Lightfox, Silvertenshi, thanks so much for your reviews!! Since I got at least 2 readers, I'll keep going! (as if I wasn't going to in the first place. This amuses me).
(Please read the new author's note in CH. 1- there's something that I think needs explaining...)
Ch. 4
Hermione Granger stepped onto the stage, dressed in sparkly pumps, a purple miniskirt, and a neon blue top. There was no music this time, and complete silence (except for a clunk clunk as she was walking- she didn't seem used to these kinds of shoes- and a few catcalls) as she walked up to the center of the stage.
Suddenly, she waved her hand and Madonna's 'Ray of Light' came blaring around the room, along with two wizards from out of the back stage. She then proceeded to start singing along with the words, with those two wizards as back-up dancers. Good thing everyone was concentrating on her, because one of the back-up dancers was quite clumsy. Hermione, as well, was horribly off key- but no one was really paying attention to her singing. They were paying more attention to the growing rip along the side of her skirt, that got a little bigger after each hip movement (which was quite often, as she tried to keep time with her hips).

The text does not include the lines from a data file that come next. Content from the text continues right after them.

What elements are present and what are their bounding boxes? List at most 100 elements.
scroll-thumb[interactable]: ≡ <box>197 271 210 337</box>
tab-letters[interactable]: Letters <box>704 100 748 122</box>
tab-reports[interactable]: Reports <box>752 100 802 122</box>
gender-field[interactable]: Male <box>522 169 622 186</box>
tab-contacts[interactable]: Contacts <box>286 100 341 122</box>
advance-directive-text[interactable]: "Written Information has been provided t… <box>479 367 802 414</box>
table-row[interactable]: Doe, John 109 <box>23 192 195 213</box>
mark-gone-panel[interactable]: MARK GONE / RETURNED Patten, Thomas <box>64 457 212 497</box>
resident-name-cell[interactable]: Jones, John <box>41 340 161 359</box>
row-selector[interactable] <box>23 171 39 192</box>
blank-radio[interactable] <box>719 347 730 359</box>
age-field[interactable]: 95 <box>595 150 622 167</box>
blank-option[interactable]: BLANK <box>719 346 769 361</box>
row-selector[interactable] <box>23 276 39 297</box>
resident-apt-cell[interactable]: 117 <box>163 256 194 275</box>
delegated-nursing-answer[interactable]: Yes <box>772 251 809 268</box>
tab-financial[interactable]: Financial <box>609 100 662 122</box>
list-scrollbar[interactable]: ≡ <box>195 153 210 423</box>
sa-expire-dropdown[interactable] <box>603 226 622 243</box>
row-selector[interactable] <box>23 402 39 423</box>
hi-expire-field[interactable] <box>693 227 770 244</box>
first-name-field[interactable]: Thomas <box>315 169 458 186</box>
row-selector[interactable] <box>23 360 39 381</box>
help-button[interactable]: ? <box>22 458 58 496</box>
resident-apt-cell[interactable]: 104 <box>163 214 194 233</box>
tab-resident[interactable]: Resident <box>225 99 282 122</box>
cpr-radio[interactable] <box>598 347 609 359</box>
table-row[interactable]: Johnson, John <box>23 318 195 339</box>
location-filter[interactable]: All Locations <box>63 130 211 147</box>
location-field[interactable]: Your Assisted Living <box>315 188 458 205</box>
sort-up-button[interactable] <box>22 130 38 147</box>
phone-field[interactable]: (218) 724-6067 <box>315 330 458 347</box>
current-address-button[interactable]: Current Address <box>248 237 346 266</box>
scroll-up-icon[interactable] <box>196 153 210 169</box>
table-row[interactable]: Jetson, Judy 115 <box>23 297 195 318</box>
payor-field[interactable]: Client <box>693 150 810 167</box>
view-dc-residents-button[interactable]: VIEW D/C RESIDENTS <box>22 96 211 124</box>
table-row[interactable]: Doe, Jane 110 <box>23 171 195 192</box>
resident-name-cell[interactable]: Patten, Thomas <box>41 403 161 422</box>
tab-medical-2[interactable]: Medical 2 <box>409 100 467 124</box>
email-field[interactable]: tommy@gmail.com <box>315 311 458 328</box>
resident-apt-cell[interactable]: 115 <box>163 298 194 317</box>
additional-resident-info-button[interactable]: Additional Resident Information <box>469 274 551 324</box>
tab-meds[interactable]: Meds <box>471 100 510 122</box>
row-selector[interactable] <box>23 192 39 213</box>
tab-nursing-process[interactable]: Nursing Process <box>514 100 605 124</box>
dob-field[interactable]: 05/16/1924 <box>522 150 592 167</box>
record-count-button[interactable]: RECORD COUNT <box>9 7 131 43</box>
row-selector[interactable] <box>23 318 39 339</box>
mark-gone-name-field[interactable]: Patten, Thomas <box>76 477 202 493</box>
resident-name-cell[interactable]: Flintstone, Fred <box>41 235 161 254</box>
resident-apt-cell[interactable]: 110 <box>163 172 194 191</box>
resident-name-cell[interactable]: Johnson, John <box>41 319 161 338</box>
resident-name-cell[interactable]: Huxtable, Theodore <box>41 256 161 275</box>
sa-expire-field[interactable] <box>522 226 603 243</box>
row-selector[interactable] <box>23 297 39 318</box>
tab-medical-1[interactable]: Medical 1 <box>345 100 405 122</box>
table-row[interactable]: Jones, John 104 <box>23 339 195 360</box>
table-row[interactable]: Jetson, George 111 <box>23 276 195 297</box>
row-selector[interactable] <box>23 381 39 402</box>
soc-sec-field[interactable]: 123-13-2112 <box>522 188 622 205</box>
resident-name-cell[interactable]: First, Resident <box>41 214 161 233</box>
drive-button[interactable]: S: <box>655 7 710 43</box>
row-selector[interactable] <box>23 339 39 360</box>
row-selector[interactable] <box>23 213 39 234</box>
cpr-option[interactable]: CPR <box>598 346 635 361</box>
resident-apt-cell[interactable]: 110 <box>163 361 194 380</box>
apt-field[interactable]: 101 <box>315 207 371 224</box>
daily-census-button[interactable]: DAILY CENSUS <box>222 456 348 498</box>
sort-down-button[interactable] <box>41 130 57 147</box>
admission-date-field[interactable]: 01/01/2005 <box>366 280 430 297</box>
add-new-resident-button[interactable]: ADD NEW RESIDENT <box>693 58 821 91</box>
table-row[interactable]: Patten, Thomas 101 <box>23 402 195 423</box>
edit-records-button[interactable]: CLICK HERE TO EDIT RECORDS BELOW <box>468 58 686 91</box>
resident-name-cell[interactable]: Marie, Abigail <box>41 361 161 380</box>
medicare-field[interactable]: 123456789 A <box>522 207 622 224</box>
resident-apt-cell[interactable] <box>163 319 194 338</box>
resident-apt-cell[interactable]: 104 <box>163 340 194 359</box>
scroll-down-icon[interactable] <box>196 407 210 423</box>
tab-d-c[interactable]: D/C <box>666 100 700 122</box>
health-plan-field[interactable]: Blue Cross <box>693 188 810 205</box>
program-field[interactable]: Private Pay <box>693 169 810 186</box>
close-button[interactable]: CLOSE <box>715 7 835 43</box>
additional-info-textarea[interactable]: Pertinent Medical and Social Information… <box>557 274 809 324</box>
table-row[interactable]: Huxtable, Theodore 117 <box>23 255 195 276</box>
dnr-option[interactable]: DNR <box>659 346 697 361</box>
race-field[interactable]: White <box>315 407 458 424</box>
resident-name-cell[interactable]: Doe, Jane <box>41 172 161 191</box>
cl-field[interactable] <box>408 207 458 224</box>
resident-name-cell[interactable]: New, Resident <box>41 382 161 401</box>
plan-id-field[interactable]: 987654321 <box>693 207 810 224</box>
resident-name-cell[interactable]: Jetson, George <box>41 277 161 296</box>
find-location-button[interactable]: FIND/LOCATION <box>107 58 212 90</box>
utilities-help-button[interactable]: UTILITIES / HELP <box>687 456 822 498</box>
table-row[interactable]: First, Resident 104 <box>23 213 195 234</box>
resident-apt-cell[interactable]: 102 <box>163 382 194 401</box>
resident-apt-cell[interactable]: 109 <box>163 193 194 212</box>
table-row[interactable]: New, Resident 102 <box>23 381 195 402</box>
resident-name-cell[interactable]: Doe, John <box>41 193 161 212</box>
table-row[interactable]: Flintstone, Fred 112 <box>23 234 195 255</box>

If you were ultimately blind and deaf, the show was quite a success. But lets give Hermione a little bit of credit here. She made an effort, and at each chorus the back-up dancers would begin break-dancing (which the clumsy one wasn't too bad at), and Hermione would stop singing and do a little dancing of her own. However, as this went on throughout the whole song, and her skirt was getting smaller and smaller, when the song finally ended with Hermione doing a series of 'hip acrobatics', (A/N- bear with me here), Hermione's now non-existent skirt decided it didn't want to cooperate anymore, and fell clean off.
At this, Hermione screamed, and the good back-up dancer flew in front of her, while the clumsy one proceeded to throw his robe off of him and wrap it around her, exposing a white shirt, black pants, and no other than Viktor Krum. As the lights came back on for the bidding, they revealed Charlie Weasley covering her up. Watching from backstage, Harry couldn't help thinking to himself that however amusing it was, it must have taken a lo-ot of convincing to get them to agree to this. But as it turns out, Hermione got some of the highest bids that night.
Most of them were between the group of rowdy goblins and Viktor, who was now posing as an audience member, but Viktor ended up getting it, because it seemed there was no way he was going to hand her over to a bunch of goblins. (A/N- for all of those in the Goblin Protection Agency, please excuse that harsh portrayal of otherwise kind and friendly goblins.)